Cari işlemler hesabı konusunda farklı tanımlamalar ve ifadeler bulunmaktadır. Turizm yatırımları ve harcamaları, uluslararası meydana gelen tüm prim ve gelirler, direkt yapılan tüm yatırımlar ve farklı yatırımlardan oluşan gelir ve giderler gibi hizmet ihracatı ile ithalatına ilişkili olan gelir ve giderlerin kayıt altına alındığı hesap, görünmeyen kalemler dengesi ya da hizmetler dengesi hesabı biçiminde adlandırılmaktadır. Hizmet ithal ve ihracı, görünmez ticaret olarak ifadelendirilmektedir. Farklı yapılan ithalat ve ihracat hizmetleri cari işlemler konusunda görünmeyen bir cari işlemler hesabı skalasına kayıt edilmektedir. Ülkemizde yapılan tüm gelir gider ve yatırımlar kayıt altında tutulmaktadır. Daha sonra bu kayıtlardan yola çıkılarak cari işlemler hesapları yapılmaktadır. Hizmet dengesi hesabı konusu ile ilgili olarak gelir ve gider farkı ile ilgili, hizmetler dengesi ya da görünmeyen kalemler dengesi ifadeleri kullanılmaktadır (Şahin, Erem ve Mucuk, 2014: 5-9).

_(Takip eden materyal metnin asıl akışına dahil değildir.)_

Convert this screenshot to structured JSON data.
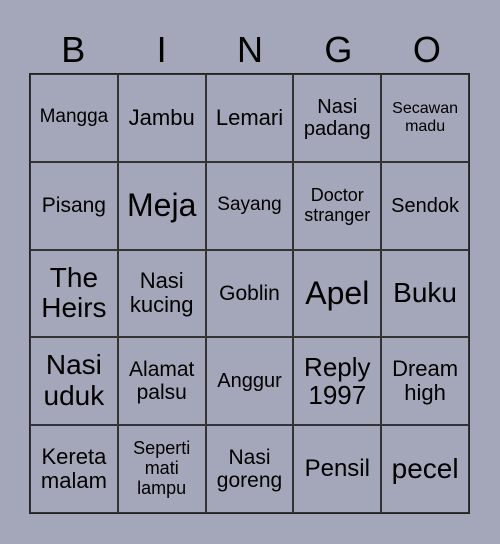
{
  "header": [
    "B",
    "I",
    "N",
    "G",
    "O"
  ],
  "cells": [
    [
      {
        "t": "Mangga",
        "s": 19
      },
      {
        "t": "Jambu",
        "s": 22
      },
      {
        "t": "Lemari",
        "s": 22
      },
      {
        "t": "Nasi padang",
        "s": 20
      },
      {
        "t": "Secawan madu",
        "s": 16
      }
    ],
    [
      {
        "t": "Pisang",
        "s": 21
      },
      {
        "t": "Meja",
        "s": 32
      },
      {
        "t": "Sayang",
        "s": 19
      },
      {
        "t": "Doctor stranger",
        "s": 18
      },
      {
        "t": "Sendok",
        "s": 20
      }
    ],
    [
      {
        "t": "The Heirs",
        "s": 28
      },
      {
        "t": "Nasi kucing",
        "s": 22
      },
      {
        "t": "Goblin",
        "s": 21
      },
      {
        "t": "Apel",
        "s": 32
      },
      {
        "t": "Buku",
        "s": 28
      }
    ],
    [
      {
        "t": "Nasi uduk",
        "s": 28
      },
      {
        "t": "Alamat palsu",
        "s": 21
      },
      {
        "t": "Anggur",
        "s": 20
      },
      {
        "t": "Reply 1997",
        "s": 26
      },
      {
        "t": "Dream high",
        "s": 22
      }
    ],
    [
      {
        "t": "Kereta malam",
        "s": 22
      },
      {
        "t": "Seperti mati lampu",
        "s": 18
      },
      {
        "t": "Nasi goreng",
        "s": 21
      },
      {
        "t": "Pensil",
        "s": 24
      },
      {
        "t": "pecel",
        "s": 28
      }
    ]
  ]
}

Hizmetler dengesi konusunda bulunan hizmet türleri teknoloji kapsamlarına göre farklı dallarda incelenmektedir. Bu hizmetler genel olarak, “bilgiyi içinde

(27)

bulunduran” ve “geleneksel” hizmet şeklinde sınıflandırılmaktadır. Bilgi konulu hizmetler içerisinde; Bankacılık, Sigortacılık, Bilgi Teknolojisi, Danışmanlık, Müteahhitlik ve Teknik Hizmetler, Reklamcılık ve Dağıtım, Sağlık, Eğitim, Kamu Hizmetleri vb. yer almaktadır. Geleneksel hizmet sektörü kapsamında yer alan faaliyetler ise Taşımacılık, Sosyal Hizmetler, Turizm, Ticaret, şeklinde isimlendirilmektedir (Ulusoy ve Özarı, 2016: 67-70).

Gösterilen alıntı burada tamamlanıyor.